Welche Massnahmen wurden bisher zur Förderung der dualen Berufsausbildung ergriffen und was wurde damit erreicht? Weiter soll der Bericht Massnahmen prüfen, mit denen der Bund die duale Ausbildung stärker unterstützen, fördern und aufwerten kann.

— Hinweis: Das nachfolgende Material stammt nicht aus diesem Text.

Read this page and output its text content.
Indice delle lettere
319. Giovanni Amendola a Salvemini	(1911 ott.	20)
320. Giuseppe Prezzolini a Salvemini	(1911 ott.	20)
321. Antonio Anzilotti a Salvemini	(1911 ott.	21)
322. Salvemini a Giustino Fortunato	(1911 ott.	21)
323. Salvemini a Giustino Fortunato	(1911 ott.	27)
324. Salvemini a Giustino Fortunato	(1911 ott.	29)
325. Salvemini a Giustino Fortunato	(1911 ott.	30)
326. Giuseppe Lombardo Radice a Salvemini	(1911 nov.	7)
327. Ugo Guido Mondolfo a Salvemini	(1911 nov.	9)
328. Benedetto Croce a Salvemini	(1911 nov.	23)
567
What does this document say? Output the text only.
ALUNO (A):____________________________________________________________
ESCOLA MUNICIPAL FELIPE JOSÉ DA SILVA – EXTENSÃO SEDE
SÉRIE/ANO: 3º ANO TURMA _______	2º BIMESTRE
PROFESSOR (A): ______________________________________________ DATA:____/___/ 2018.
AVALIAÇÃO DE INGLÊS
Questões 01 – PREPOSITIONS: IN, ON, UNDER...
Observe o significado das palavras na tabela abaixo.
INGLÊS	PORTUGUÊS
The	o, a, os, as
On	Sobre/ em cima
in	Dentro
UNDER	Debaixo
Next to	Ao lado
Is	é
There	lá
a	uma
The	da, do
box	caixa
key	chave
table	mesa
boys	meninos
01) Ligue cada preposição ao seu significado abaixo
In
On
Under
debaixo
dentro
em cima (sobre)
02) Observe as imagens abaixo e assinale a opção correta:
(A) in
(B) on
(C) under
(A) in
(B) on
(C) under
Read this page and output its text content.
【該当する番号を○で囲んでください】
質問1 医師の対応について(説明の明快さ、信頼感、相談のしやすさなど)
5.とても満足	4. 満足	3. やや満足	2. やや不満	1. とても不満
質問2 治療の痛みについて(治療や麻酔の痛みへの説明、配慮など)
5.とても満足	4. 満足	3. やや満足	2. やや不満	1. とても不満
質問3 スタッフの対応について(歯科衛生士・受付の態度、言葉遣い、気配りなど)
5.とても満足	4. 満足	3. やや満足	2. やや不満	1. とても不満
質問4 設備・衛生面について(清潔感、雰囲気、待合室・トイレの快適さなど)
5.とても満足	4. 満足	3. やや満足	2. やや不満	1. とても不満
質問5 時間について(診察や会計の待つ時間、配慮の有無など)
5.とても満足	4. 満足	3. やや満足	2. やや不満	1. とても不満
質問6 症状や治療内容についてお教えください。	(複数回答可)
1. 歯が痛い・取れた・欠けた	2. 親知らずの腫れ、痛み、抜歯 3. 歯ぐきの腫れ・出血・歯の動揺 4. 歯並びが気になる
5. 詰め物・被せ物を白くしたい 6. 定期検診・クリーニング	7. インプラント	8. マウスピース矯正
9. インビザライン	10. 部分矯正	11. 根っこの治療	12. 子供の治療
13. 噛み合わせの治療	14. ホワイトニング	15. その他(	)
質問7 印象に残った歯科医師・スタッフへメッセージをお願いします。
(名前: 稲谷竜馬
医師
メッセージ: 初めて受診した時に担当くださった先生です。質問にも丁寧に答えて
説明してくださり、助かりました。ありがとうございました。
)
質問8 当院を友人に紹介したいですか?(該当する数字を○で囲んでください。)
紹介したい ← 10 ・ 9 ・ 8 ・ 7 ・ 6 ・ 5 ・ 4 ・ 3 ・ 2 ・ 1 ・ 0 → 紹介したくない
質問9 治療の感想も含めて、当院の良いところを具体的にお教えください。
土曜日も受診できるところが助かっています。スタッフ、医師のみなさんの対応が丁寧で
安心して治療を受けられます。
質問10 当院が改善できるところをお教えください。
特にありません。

Zum Schluss soll die Wirksamkeit der geschaffenen Bildungsübergänge bewertet werden mit dem Ziel, die Vielfalt der Bildungswege und die Durchlässigkeit des Bildungssystems zu fördern, insbesondere bei der dualen Berufsausbildung (Art. 63 Abs. 2 BV).
Antrag des Bundesrates
Ablehnung
Stellungnahme des Bundesrates
Die Berufsbildung ist grundsätzlich gut aufgestellt und geniesst im In- und Ausland einen hohen Stellenwert. In den vergangenen Jahren wurden zahlreiche Massnahmen zur Stärkung ihrer Attraktivität umgesetzt. Der Bundesrat ist überzeugt, dass es mit der beruflichen Grundbildung nach wie vor gut gelingt, die Jugendlichen und Erwachsenen in verschiedenen Bildungswegen auf den Arbeitsmarkt vorzubereiten. Auch die höhere Berufsbildung und die Hochschulen leisten gemäss «Bildungsbericht Schweiz 2026» angesichts der steigenden Nachfrage nach höheren Qualifikationen wichtige Beiträge, um den Arbeitsmarkt mit qualifizierten Fachkräften zu versorgen. Bund und Kantone setzen sich gemäss den gemeinsamen bildungspolitischen Zielen für die klare Profilierung der Angebote auf Tertiärstufe ein und fördern die Durchlässigkeit. Dabei liegt ein Augenmerk auch auf einer ausgewogenen Finanzierung der Bildungswege.Trotz der guten Ausgangslage gibt es verschiedene Signale für Handlungsbedarf. Vor diesem Hintergrund hat das Staatssekretariat für Bildung, Forschung und Innovation 2024 das Projekt «Attraktivität der Berufsbildung» lanciert. Mit den Verbundpartnern der Berufsbildung wurden Herausforderungen analysiert und Stossrichtungen identifiziert. Die Ergebnisse bestätigen die grundsätzlich starke Position der Berufsbildung, zeigen aber auch die Notwendigkeit, auf veränderte Bildungspräferenzen, gesellschaftliche Erwartungen und den Wettbewerb auf der Tertiärstufe zu reagieren. Gestützt auf diese Sondierung haben die Verbundpartner am nationalen Spitzentreffen der Berufsbildung 2025 sieben Stossrichtungen verabschiedet. Diese greifen mehrere Anliegen des Postulats direkt auf. Die Umsetzung der entsprechenden Massnahmen erfolgt seit 2026 im Rahmen der Roadmap «Attraktivität der Berufsbildung». Auch für das Monitoring und die Berichterstattung steht ein Set an Instrumenten zur Verfügung.Am 6. Mai 2026 hat der Bundesrat den Bericht «Attraktivität der Berufsbildung» in Erfüllung des Postulats 22.4202 Nantermod verabschiedet. Damit und mit den bereits eingeleiteten Massnahmen wird auch das Anliegen des vorliegenden Postulates erfüllt.
Der Bundesrat beantragt die Ablehnung des Postulates.